Question. Assertion (A): If the angle of elevation of Sun, above a perpendicular line (tower) decreases, then the shadow of tower increases.
Reason (R): It is due to decrease in slope of the line of sight.
(a) Both assertion (A) and reason (R) are true and reason (R) is the correct explanation of assertion (A).
(b) Both assertion (A) and reason (R) are true but reason (R) is not the correct explanation of assertion (A).
(c) Assertion (A) is true but reason (R) is false.
(d) Assertion (A) is false but reason (R) is true.
Answer: (a)

Question. Assertion (A): When we move towards the object, angle of elevation decreases.
Reason (R): As we move towards the object, it subtends large angle at our eye than before.
(a) Both assertion (A) and reason (R) are true and reason (R) is the correct explanation of assertion (A).
(b) Both assertion (A) and reason (R) are true but reason (R) is not the correct explanation of assertion (A).
(c) Assertion (A) is true but reason (R) is false.
(d) Assertion (A) is false but reason (R) is true.
Answer: (d)

Answer the following:

Question. A kite is attached to a string. Assuming that there is no slack in the string, find the height of the kite above the level of the ground, if the length of the string is 54 m and it makes an angle of 30° with the ground.
Answer: Let height be \( h \). \( \sin 30^\circ = \frac{h}{54} \Rightarrow \frac{1}{2} = \frac{h}{54} \Rightarrow h = 27 \) m.
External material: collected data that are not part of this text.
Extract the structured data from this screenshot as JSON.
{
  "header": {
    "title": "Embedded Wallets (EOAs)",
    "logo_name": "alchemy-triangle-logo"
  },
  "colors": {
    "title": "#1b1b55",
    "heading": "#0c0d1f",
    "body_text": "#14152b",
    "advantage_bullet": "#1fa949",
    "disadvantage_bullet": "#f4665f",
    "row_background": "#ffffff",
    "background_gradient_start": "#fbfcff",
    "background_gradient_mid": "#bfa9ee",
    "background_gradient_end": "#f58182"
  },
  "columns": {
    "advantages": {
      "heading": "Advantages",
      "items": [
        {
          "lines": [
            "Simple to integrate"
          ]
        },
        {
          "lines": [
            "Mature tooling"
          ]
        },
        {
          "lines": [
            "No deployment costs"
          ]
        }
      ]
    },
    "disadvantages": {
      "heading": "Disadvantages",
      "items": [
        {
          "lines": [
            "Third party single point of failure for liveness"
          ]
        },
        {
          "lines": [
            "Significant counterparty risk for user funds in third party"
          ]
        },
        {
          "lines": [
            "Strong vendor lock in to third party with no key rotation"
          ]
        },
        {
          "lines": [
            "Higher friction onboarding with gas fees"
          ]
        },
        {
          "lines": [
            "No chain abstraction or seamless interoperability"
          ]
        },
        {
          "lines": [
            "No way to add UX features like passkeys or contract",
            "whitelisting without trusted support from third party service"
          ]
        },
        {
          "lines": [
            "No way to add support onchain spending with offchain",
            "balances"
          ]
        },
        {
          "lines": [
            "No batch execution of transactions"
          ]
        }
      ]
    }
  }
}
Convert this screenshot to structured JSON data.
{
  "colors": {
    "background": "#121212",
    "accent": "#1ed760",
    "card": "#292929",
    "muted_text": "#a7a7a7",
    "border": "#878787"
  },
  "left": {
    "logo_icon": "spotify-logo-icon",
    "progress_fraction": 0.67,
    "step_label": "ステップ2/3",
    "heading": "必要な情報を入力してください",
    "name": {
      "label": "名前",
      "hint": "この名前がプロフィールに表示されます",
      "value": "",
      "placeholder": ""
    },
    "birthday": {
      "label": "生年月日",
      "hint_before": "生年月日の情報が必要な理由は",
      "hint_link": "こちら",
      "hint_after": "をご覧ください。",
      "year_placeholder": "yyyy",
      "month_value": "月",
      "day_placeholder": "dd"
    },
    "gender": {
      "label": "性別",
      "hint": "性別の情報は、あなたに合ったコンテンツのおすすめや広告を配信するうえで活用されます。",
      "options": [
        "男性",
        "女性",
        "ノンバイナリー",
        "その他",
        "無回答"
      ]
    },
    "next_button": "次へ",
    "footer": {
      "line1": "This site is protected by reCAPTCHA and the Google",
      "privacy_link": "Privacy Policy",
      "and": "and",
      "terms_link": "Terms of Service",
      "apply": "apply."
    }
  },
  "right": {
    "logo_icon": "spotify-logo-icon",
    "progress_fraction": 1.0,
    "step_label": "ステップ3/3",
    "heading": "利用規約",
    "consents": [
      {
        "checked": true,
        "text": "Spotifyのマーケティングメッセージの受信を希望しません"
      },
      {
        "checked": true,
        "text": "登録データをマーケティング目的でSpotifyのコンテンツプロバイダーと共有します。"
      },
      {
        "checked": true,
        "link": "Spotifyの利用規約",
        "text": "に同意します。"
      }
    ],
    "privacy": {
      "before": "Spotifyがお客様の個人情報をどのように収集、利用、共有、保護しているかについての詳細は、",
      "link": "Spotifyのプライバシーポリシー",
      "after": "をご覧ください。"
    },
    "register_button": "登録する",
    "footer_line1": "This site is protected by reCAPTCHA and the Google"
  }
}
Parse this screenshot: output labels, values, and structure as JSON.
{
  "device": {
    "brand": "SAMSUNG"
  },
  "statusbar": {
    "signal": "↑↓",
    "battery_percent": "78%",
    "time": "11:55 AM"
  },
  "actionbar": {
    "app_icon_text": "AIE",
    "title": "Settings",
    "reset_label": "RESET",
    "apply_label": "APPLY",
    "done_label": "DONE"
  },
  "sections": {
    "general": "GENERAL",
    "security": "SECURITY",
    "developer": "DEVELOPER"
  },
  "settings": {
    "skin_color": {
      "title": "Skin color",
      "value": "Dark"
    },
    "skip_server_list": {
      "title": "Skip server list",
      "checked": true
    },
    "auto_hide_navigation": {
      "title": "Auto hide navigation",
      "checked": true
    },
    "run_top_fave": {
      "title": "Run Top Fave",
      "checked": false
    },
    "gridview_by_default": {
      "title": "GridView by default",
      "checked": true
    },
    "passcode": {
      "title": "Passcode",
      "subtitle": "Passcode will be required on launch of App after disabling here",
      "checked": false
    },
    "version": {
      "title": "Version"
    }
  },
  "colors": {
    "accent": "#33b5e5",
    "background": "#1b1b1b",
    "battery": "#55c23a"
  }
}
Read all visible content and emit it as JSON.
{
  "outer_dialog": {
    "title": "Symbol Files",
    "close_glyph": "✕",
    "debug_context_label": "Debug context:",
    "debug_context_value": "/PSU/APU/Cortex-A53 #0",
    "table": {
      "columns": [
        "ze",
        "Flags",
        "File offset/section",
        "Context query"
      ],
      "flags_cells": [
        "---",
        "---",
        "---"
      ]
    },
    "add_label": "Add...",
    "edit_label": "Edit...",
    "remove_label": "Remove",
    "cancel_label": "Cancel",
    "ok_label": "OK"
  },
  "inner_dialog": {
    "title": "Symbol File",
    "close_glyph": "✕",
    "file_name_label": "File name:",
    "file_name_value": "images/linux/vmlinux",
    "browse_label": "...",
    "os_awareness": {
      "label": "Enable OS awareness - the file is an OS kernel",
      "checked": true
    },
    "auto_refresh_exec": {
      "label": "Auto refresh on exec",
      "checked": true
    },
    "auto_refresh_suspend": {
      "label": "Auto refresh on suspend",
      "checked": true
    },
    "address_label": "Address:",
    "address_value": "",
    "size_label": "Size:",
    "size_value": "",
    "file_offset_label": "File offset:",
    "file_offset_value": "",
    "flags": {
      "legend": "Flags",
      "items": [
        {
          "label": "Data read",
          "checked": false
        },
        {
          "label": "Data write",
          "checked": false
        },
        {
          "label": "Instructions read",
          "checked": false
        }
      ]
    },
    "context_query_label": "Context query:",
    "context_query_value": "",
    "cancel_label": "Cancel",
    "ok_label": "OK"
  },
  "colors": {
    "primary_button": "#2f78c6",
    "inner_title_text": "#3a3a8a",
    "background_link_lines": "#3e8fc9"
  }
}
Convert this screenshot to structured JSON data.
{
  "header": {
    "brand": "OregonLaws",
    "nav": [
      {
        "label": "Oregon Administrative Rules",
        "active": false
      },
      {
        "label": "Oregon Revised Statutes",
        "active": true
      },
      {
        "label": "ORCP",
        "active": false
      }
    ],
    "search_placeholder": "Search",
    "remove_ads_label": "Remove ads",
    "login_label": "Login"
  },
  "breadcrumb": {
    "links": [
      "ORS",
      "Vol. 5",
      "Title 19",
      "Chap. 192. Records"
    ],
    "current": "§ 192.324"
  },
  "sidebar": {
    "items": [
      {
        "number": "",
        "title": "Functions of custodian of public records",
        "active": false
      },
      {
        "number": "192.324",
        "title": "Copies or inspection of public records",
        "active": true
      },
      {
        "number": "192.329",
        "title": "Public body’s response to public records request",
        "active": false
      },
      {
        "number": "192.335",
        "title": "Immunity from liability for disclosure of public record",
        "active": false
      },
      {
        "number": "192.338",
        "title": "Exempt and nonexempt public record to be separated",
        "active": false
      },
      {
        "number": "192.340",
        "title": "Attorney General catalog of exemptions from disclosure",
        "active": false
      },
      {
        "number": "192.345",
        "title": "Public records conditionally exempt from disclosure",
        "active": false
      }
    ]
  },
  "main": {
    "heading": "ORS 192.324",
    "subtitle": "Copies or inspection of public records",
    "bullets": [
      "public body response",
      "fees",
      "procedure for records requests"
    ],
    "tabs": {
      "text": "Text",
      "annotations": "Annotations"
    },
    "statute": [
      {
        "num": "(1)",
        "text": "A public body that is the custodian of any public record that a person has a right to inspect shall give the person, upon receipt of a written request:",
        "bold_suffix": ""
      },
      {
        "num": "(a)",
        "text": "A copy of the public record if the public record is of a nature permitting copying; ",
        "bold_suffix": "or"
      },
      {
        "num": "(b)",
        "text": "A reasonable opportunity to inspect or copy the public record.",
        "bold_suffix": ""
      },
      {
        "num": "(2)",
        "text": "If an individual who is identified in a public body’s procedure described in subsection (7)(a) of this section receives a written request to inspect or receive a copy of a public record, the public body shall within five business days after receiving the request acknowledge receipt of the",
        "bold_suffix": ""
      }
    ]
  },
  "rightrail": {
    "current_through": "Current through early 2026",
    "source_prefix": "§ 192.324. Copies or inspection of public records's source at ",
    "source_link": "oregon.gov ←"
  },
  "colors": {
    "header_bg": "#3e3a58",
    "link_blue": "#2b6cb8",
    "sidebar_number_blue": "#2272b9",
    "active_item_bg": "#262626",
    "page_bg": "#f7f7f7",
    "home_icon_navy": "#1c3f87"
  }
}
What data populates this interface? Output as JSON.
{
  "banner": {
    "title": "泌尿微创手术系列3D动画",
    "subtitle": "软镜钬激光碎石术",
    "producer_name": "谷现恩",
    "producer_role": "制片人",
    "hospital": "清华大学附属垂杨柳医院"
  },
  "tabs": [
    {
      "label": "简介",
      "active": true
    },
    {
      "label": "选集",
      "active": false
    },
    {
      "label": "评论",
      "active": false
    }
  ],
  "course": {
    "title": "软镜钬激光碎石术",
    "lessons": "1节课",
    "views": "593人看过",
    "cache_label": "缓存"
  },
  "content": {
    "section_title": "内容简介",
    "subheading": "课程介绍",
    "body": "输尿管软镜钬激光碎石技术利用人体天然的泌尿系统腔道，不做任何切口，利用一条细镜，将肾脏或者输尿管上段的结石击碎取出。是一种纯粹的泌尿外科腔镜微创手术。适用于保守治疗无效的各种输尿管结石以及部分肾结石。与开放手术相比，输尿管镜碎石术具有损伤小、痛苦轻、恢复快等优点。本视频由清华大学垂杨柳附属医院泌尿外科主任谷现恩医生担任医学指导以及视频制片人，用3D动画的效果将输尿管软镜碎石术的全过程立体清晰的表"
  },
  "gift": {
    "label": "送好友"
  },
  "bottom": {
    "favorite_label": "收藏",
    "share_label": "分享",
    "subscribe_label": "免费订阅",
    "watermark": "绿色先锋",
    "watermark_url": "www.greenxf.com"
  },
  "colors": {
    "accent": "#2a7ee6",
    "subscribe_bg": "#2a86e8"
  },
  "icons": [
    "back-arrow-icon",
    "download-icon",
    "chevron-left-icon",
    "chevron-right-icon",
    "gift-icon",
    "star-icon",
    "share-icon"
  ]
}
Question. The ratio of the length of a vertical rod and the length of its shadow is \( 1 : \sqrt{3} \). Find the angle of elevation of the sun at that moment?
Answer: Let angle of elevation be \( \theta \). \( \tan \theta = \frac{1}{\sqrt{3}} \Rightarrow \theta = 30^\circ \).

Question. A tower stands vertically on the ground. From a point on the ground, which is 15m away from the foot of the tower, the angle of elevation of the top of the tower is found to be 60°. Find the height of the tower.
Answer: Let height be \( h \). \( \tan 60^\circ = \frac{h}{15} \Rightarrow \sqrt{3} = \frac{h}{15} \Rightarrow h = 15\sqrt{3} \) m.